CLINICAL STUDIES
Nonexercise stress transthoracic echocardiography: transesophageal atrial pacing versus dobutamine stress
Chung-Yin Lee, MB, BS, MMed*,
Patricia A. Pellikka, MD, FACC*,
Robert B. McCully, MD, FACC*,
Douglas W. Mahoney, MSc and
James B. Seward, MD, FACC*
* Division of Cardiovascular Diseases and Internal Medicine, Mayo Clinic and Mayo Foundation, Rochester, Minnesota, USA
Section of Biostatistics, Mayo Clinic and Mayo Foundation, Rochester, Minnesota, USA
Manuscript received May 28, 1998;
revised manuscript received September 16, 1998,
accepted October 26, 1998.
Reprint requests and correspondence: Dr. Patricia A. Pellikka, Division of Cardiovascular Diseases and Internal Medicine, Mayo Clinic, 200 First Street SW, Rochester, Minnesota 55905 pellikka.patricia{at}mayo.edu
Objectives
To compare transesophageal atrial pacing stress echocardiography with dobutamine stress echocardiography for feasibility, safety, duration, patient acceptance and concordance in inducing wall motion abnormalities.
Background
Transesophageal atrial pacing is an effective method of increasing heart rate and has been used in the assessment of coronary artery disease.
Methods
Both tests were performed in sequence on the same patients in random order. Transesophageal atrial pacing stress echocardiography began at a heart rate of 10 beats/min above the baseline value and was increased by 20 beats/min every two min until 85% of the age-predicted maximum heart rate or another end point was reached.
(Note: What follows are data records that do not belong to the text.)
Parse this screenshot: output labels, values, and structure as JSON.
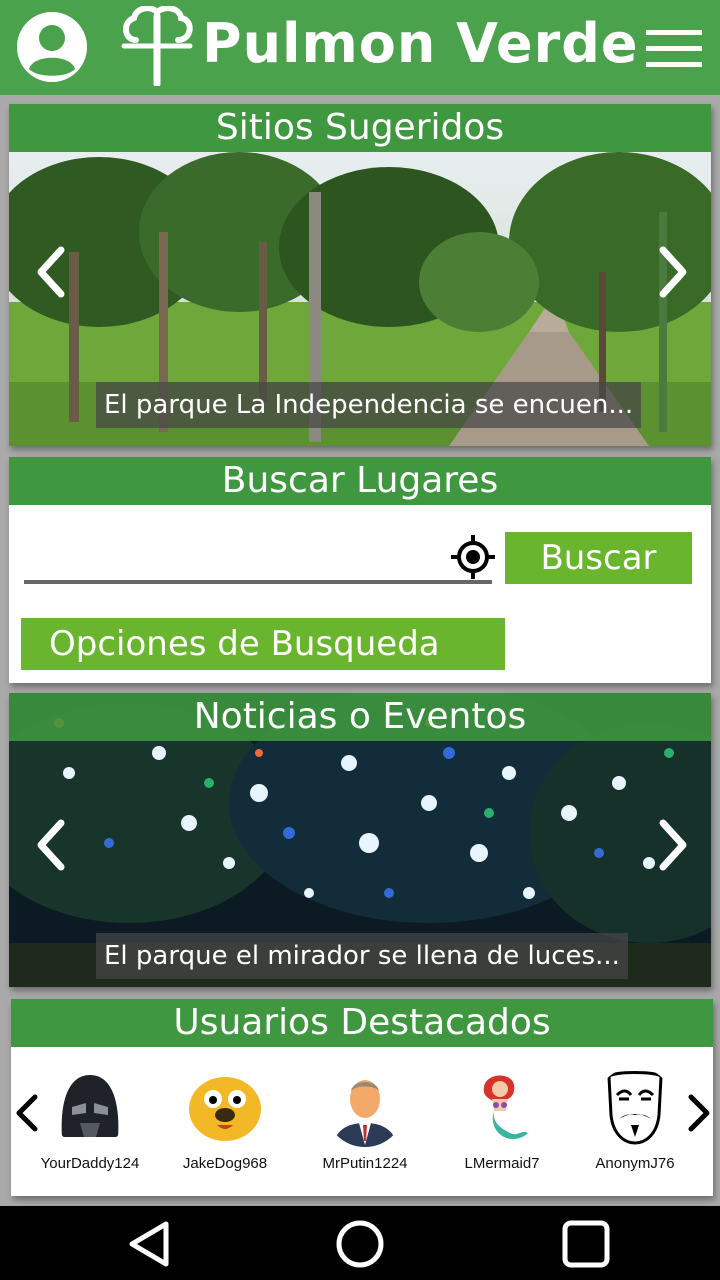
{
  "app": {
    "title": "Pulmon Verde",
    "brand_color": "#4ba24c",
    "header_color": "#3f983f",
    "button_color": "#6ab52e"
  },
  "icons": {
    "profile": "user-circle-icon",
    "logo": "tree-logo-icon",
    "menu": "hamburger-menu-icon",
    "prev": "chevron-left-icon",
    "next": "chevron-right-icon",
    "locate": "crosshair-location-icon",
    "nav_back": "triangle-back-icon",
    "nav_home": "circle-home-icon",
    "nav_recent": "square-recents-icon"
  },
  "suggested": {
    "title": "Sitios Sugeridos",
    "caption": "El parque La Independencia se encuen..."
  },
  "search": {
    "title": "Buscar Lugares",
    "input_value": "",
    "input_placeholder": "",
    "search_button": "Buscar",
    "options_button": "Opciones de Busqueda"
  },
  "news": {
    "title": "Noticias o Eventos",
    "caption": "El parque el mirador se llena de luces..."
  },
  "featured_users": {
    "title": "Usuarios Destacados",
    "users": [
      {
        "name": "YourDaddy124",
        "avatar": "darth-vader-avatar"
      },
      {
        "name": "JakeDog968",
        "avatar": "jake-dog-avatar"
      },
      {
        "name": "MrPutin1224",
        "avatar": "man-in-suit-avatar"
      },
      {
        "name": "LMermaid7",
        "avatar": "mermaid-avatar"
      },
      {
        "name": "AnonymJ76",
        "avatar": "guy-fawkes-mask-avatar"
      }
    ]
  }
}
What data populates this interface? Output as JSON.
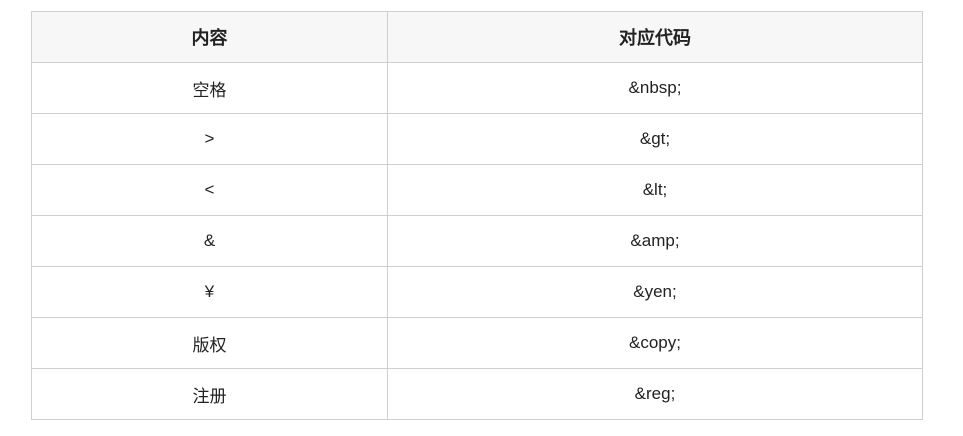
{
  "table": {
    "headers": [
      "内容",
      "对应代码"
    ],
    "rows": [
      {
        "content": "空格",
        "code": "&nbsp;"
      },
      {
        "content": ">",
        "code": "&gt;"
      },
      {
        "content": "<",
        "code": "&lt;"
      },
      {
        "content": "&",
        "code": "&amp;"
      },
      {
        "content": "¥",
        "code": "&yen;"
      },
      {
        "content": "版权",
        "code": "&copy;"
      },
      {
        "content": "注册",
        "code": "&reg;"
      }
    ]
  }
}
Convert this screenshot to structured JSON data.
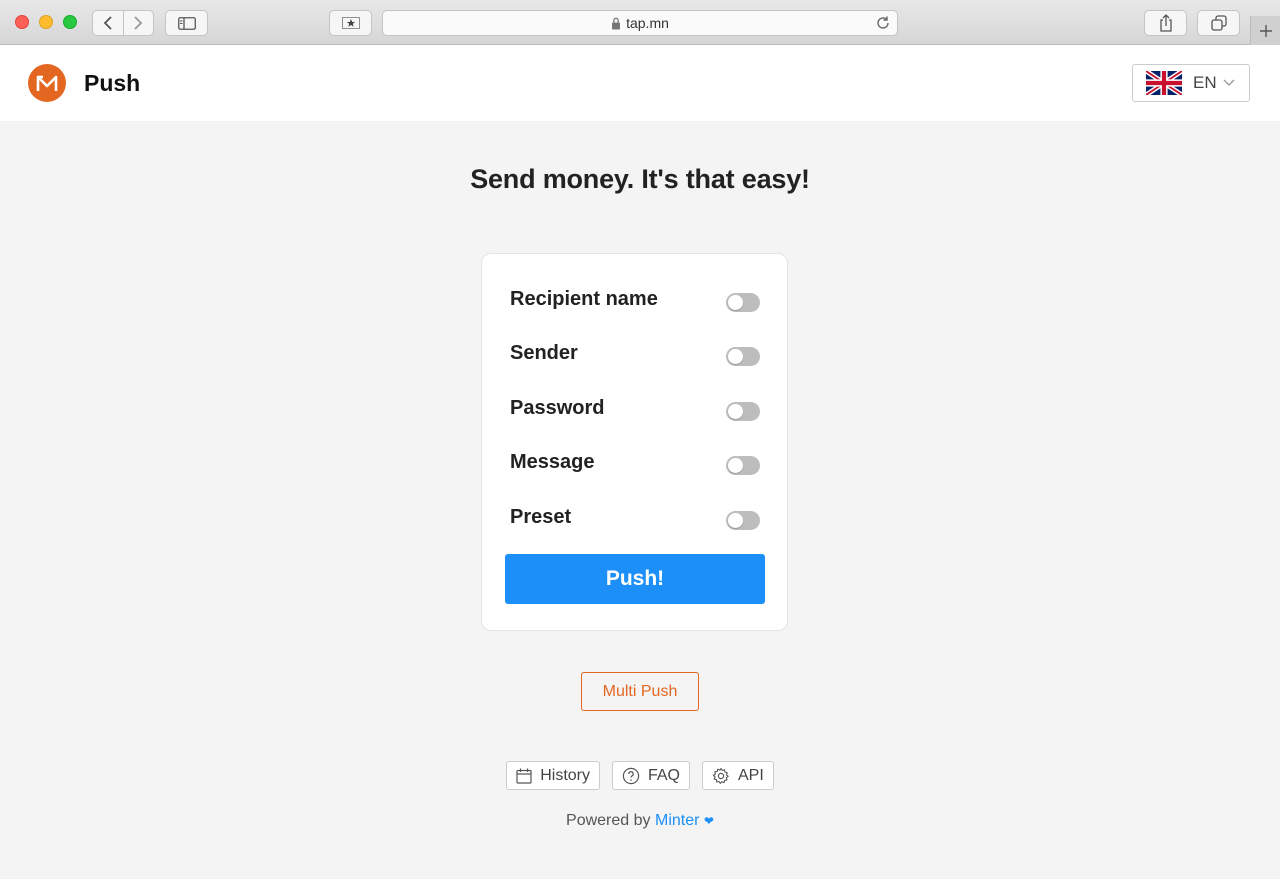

Dobutamine echocardiography was performed using three-min stages and a maximum dose of 40 µg/kg per min. Atropine (total dose 2 mg) was administered at the start of the 40 µg/kg per min stage if needed to augment heart rate or during pacing if Wenckebach heart block occurred.
Results
Transesophageal atrial pacing stress echocardiography was feasible in 100 of 104 patients (96%); the duration (8.6 ± 3.6 min) was significantly shorter than that of dobutamine stress echocardiography (15.1 ± 3.9 min) (p = 0.0001). With transesophageal atrial pacing stress echocardiography, the recovery period was shorter, symptoms and dysrhythmias were fewer, hypertension and hypotension were less common and target heart rate was more frequently achieved. No complications occurred with either test. Patient acceptance was satisfactory. Agreement between results of both tests was good for segmental wall motion scoring with a 16-segment model, scores 1 to 5 (kappa: rest, 0.79; peak, 0.57) and test interpretation (normal, ischemia, infarction or resting wall motion abnormality with ischemia) (kappa: 0.77).
Conclusions
Transesophageal atrial pacing stress echocardiography is a feasible, well-tolerated alternative to dobutamine stress echocardiography. It can be performed rapidly and shows good agreement with dobutamine stress echocardiography in the induction of myocardial ischemia.